As shown in fig. 4 and 5, the titanium alloy T-shaped fillet joint double-beam laser welding joint has an appearance and a welding seam macroscopic section, the panel is 8mm, the web is 4mm, and the fillet welds on two sides are respectively welded by adopting double-beam laser filler wires, so that one-time penetration forming of double-side welding of the T-shaped fillet joint is realized, and the welding process specification is selected: the front laser power is 5000w, the rear laser power is 3000w, the defocusing amount is +10mm, the welding speed is 72cm/min, the wire feeding speed is 3m/min, and the welding front and back protective gases are all 99.99% pure argon. The surface of the double-beam laser welding joint is attractive in appearance, silvery white, the fillet weld is smooth in transition, the surface has no defects of cracks, unfused, undercut, craters, splashes, welding beading and the like, and the surface quality is good; the double-beam laser welding joint has the advantages of good welding seam fusion property on the surface of a macroscopic section, no defects of cracks, air holes, inclusions, incomplete fusion, incomplete penetration, poor shape and size and the like in the interior, and good interior quality. Thus, a high-efficiency, high-quality welded joint can be obtained by the double-beam laser welding.

It should be noted that the above-mentioned embodiments illustrate rather than limit the scope of the invention, which is defined by the appended claims. It will be apparent to those skilled in the art that certain insubstantial modifications and adaptations of the present invention can be made without departing from the spirit and scope of the invention.

Claims

1. A titanium alloy angle type joint welding method based on double-beam laser is characterized in that: the double-beam laser is distributed along the path to be welded from front to back, the front laser beam is subjected to deep fusion welding, and the rear laser is subjected to heat conduction welding; the method specifically comprises the following steps:

step one, cleaning a base material: firstly, pickling a titanium alloy base material panel and a web plate, then cleaning a 25mm range of a region to be welded by using a hard grinding head, and finally wiping the region to be welded by using acetone or alcohol;

step six, welding process: the front laser adopts high power of 3500W-9000W and small defocusing amount of 0- +10mm to obtain a deep fusion welding seam; the rear laser adopts low power 2000W-4000W, large defocusing amount +20 mm- +35mm, and is used for melting welding wires to form a filler wire welding seam with enough leg size; the wire feeding mechanism continuously and accurately feeds the welding wire to a spot of the post laser; the relative positions of the preposed laser, the postposed laser, the welding wire and the wire feeding mechanism are fixed, and the welding wire moves on the base metal at a set welding speed along the welding direction, so that the one-step welding forming of the angle-shaped welding seam can be realized;

2. The method for welding the titanium alloy angle joint based on the double-beam laser as claimed in claim 1, wherein: the thickness of the web plate is 2mm-8 mm.

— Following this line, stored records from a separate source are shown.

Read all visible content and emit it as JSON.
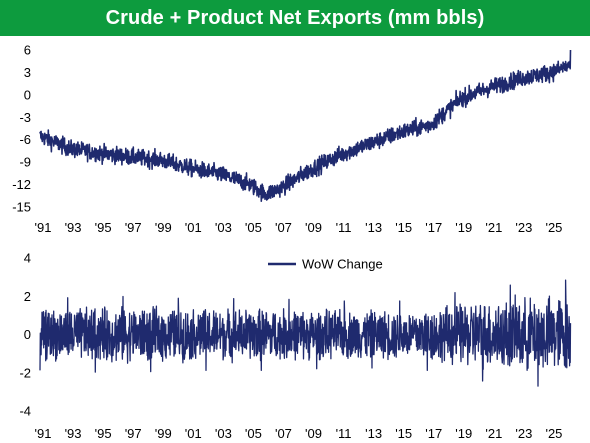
{
  "header": {
    "title": "Crude + Product Net Exports (mm bbls)"
  },
  "colors": {
    "title_bg": "#0d9b3e",
    "title_text": "#ffffff",
    "series": "#1f2a6e"
  },
  "chart_data": [
    {
      "type": "line",
      "title": "Crude + Product Net Exports (mm bbls)",
      "xlabel": "",
      "ylabel": "",
      "ylim": [
        -15,
        6
      ],
      "xlim": [
        1991,
        2026.6
      ],
      "y_ticks": [
        "6",
        "3",
        "0",
        "-3",
        "-6",
        "-9",
        "-12",
        "-15"
      ],
      "x_ticks": [
        "'91",
        "'93",
        "'95",
        "'97",
        "'99",
        "'01",
        "'03",
        "'05",
        "'07",
        "'09",
        "'11",
        "'13",
        "'15",
        "'17",
        "'19",
        "'21",
        "'23",
        "'25"
      ],
      "legend": "none",
      "grid": false,
      "series": [
        {
          "x": [
            1991,
            1993,
            1995,
            1997,
            1999,
            2001,
            2003,
            2005,
            2006,
            2007,
            2009,
            2011,
            2013,
            2015,
            2017,
            2019,
            2021,
            2023,
            2025,
            2026.3
          ],
          "values": [
            -5.5,
            -7.2,
            -7.8,
            -8.3,
            -8.7,
            -9.8,
            -10.6,
            -12.0,
            -13.3,
            -12.5,
            -10.0,
            -8.0,
            -6.5,
            -5.0,
            -4.0,
            -0.5,
            1.0,
            2.2,
            3.0,
            4.0
          ]
        }
      ]
    },
    {
      "type": "line",
      "title": "",
      "xlabel": "",
      "ylabel": "",
      "ylim": [
        -4,
        4
      ],
      "xlim": [
        1991,
        2026.6
      ],
      "y_ticks": [
        "4",
        "2",
        "0",
        "-2",
        "-4"
      ],
      "x_ticks": [
        "'91",
        "'93",
        "'95",
        "'97",
        "'99",
        "'01",
        "'03",
        "'05",
        "'07",
        "'09",
        "'11",
        "'13",
        "'15",
        "'17",
        "'19",
        "'21",
        "'23",
        "'25"
      ],
      "legend": "top-center",
      "grid": false,
      "series": [
        {
          "name": "WoW Change",
          "x": [
            1991,
            1996,
            2001,
            2006,
            2011,
            2016,
            2019,
            2021,
            2023,
            2025,
            2026.3
          ],
          "amplitude": [
            1.5,
            1.6,
            1.5,
            1.5,
            1.4,
            1.4,
            1.8,
            2.0,
            2.1,
            2.2,
            2.3
          ]
        }
      ]
    }
  ]
}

3. The method for welding the titanium alloy angle joint based on the double-beam laser as claimed in claim 1, wherein: the front laser power is 4500W-5000W, the defocusing amount is 0-10 mm, the rear laser power is 3000W, the defocusing amount is +20 mm-35 mm, the welding speed is 72cm/min, and the wire feeding speed is 3 m/min.

4. The method for welding the titanium alloy angle joint based on the double-beam laser as claimed in claim 1, wherein: the front laser and the rear laser are emitted by one path of laser through the bifocus laser welding gun.